Le pragmatisme conduit à prendre en compte les réalités. Cette disposition qui n’a été introduite dans notre corpus juridique que l’année dernière n’a jamais servi à qui que ce soit, pour dénoncer ou intenter une action en justice contre de présumés cas. Les emprisonner ou les pénaliser suffiraient ils à éradiquer ces pratiques ? Du reste, notre ouverture au monde ne nous épargne pas du mimétisme, voire de l’influence de la communauté internationale. Par tolérance, j’invitais chaque concitoyen à admettre que Dieu a créé de la diversité dans les êtres, les goûts et les couleurs. Nous devons respecter ceux qui sont différents et surtout éviter de les stigmatiser. Je sollicitais également la compréhension des concitoyens envers leurs élus, dont ils n’ignorent ni les profils, ni la probité. Sachez que l’examen d’une kyrielle de textes en fin de législature amène à les adopter en procédure d’urgence, sans pouvoir consulter des personnes idoines et la majorité de nos mandants, ni en débattre dans la quiétude. Qu’à cela ne tienne, il convient d’admettre que certains agissent par réalisme face aux enjeux, et d’autres par discipline partisane, nonobstant leurs propres convictions. En dépit des législations en vigueur dans les démocraties représentatives à travers le monde, lorsqu’un élu déroge aux orientations de son parti, il est considéré comme indiscipliné, voire dissident, même dans les vieilles démocraties. Dans un cas ou dans l’autre, il faut savoir raison garder. Enfin, j’invitais à des réflexions approfondies au sein de toutes les composantes de la société, en vue de concilier nos us et coutumes avec les nouvelles mutations sociétales inéluctables que nos concitoyens acquièrent par mimétisme ou par véritable besoin physiologique. L’Assemblée Nationale s’engage à cette réflexion.

 

 

Monsieur le président, nous sommes arrivés au terme de cet entretien. En guise de mot de fin, dites-nous un peu comment vivez-vous le climat sociopolitique ambiant, d’une part et, permettez-nous d’insister, ces attaques contre la personne de Faustin Boukoubi, d’autre part ?

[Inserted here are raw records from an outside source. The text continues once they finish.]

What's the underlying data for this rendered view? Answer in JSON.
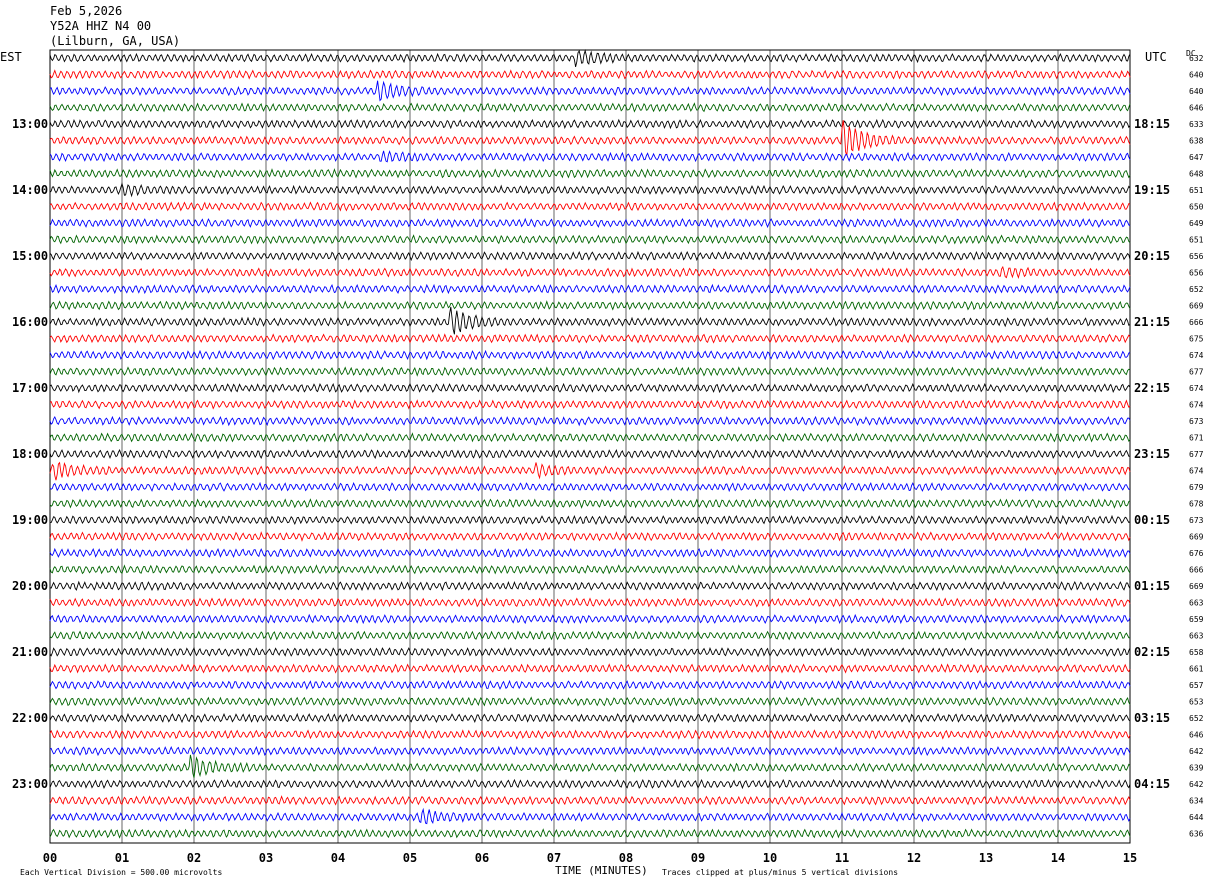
{
  "header": {
    "date": "Feb 5,2026",
    "station": "Y52A HHZ N4 00",
    "location": "(Lilburn, GA, USA)"
  },
  "left_axis_label": "EST",
  "right_axis_label": "UTC",
  "dc_label": "DC",
  "footer": {
    "scale_note": "Each Vertical Division =  500.00 microvolts",
    "xlabel": "TIME (MINUTES)",
    "clip_note": "Traces clipped at plus/minus 5 vertical divisions"
  },
  "chart_data": {
    "type": "line",
    "title": "Y52A HHZ N4 00",
    "xlabel": "TIME (MINUTES)",
    "xlim": [
      0,
      15
    ],
    "x_ticks": [
      "00",
      "01",
      "02",
      "03",
      "04",
      "05",
      "06",
      "07",
      "08",
      "09",
      "10",
      "11",
      "12",
      "13",
      "14",
      "15"
    ],
    "trace_colors": [
      "#000000",
      "#ff0000",
      "#0000ff",
      "#006400"
    ],
    "est_labels": [
      {
        "row": 4,
        "text": "13:00"
      },
      {
        "row": 8,
        "text": "14:00"
      },
      {
        "row": 12,
        "text": "15:00"
      },
      {
        "row": 16,
        "text": "16:00"
      },
      {
        "row": 20,
        "text": "17:00"
      },
      {
        "row": 24,
        "text": "18:00"
      },
      {
        "row": 28,
        "text": "19:00"
      },
      {
        "row": 32,
        "text": "20:00"
      },
      {
        "row": 36,
        "text": "21:00"
      },
      {
        "row": 40,
        "text": "22:00"
      },
      {
        "row": 44,
        "text": "23:00"
      }
    ],
    "utc_labels": [
      {
        "row": 4,
        "text": "18:15"
      },
      {
        "row": 8,
        "text": "19:15"
      },
      {
        "row": 12,
        "text": "20:15"
      },
      {
        "row": 16,
        "text": "21:15"
      },
      {
        "row": 20,
        "text": "22:15"
      },
      {
        "row": 24,
        "text": "23:15"
      },
      {
        "row": 28,
        "text": "00:15"
      },
      {
        "row": 32,
        "text": "01:15"
      },
      {
        "row": 36,
        "text": "02:15"
      },
      {
        "row": 40,
        "text": "03:15"
      },
      {
        "row": 44,
        "text": "04:15"
      }
    ],
    "dc_offsets": [
      632,
      640,
      640,
      646,
      633,
      638,
      647,
      648,
      651,
      650,
      649,
      651,
      656,
      656,
      652,
      669,
      666,
      675,
      674,
      677,
      674,
      674,
      673,
      671,
      677,
      674,
      679,
      678,
      673,
      669,
      676,
      666,
      669,
      663,
      659,
      663,
      658,
      661,
      657,
      653,
      652,
      646,
      642,
      639,
      642,
      634,
      644,
      636
    ],
    "events": [
      {
        "row": 0,
        "minute": 7.3,
        "amp": 1.0
      },
      {
        "row": 2,
        "minute": 4.55,
        "amp": 1.3
      },
      {
        "row": 5,
        "minute": 11.0,
        "amp": 3.0
      },
      {
        "row": 6,
        "minute": 4.6,
        "amp": 0.6
      },
      {
        "row": 8,
        "minute": 1.0,
        "amp": 0.6
      },
      {
        "row": 13,
        "minute": 13.2,
        "amp": 0.6
      },
      {
        "row": 16,
        "minute": 5.55,
        "amp": 2.0
      },
      {
        "row": 25,
        "minute": 0.05,
        "amp": 1.2
      },
      {
        "row": 25,
        "minute": 6.75,
        "amp": 0.7
      },
      {
        "row": 43,
        "minute": 1.95,
        "amp": 1.6
      },
      {
        "row": 46,
        "minute": 5.15,
        "amp": 1.0
      }
    ]
  }
}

Le climat sociopolitique ambiant est effectivement préoccupant et requière dextérité, tempérance, tolérance, en un mot, de la sagesse, par amour pour la patrie gabonaise. Incarnant l’Assemblée nationale, que j’ai l’honneur de diriger, je fais inévitablement l’objet de quolibets au nom de mes collègues. C’est évidemment choquant, pour mes proches et tous ceux qui ont de la considération à mon égard. Heureusement qu’ils connaissent ma moralité. Toutefois, ma posture ne consiste qu’à prôner humblement et de manière responsable, l’accalmie en cette période sensible où la relance de l’économie nécessite la cohésion sociale. La préservation, voire la création d’emplois et la construction du pays en dépendent.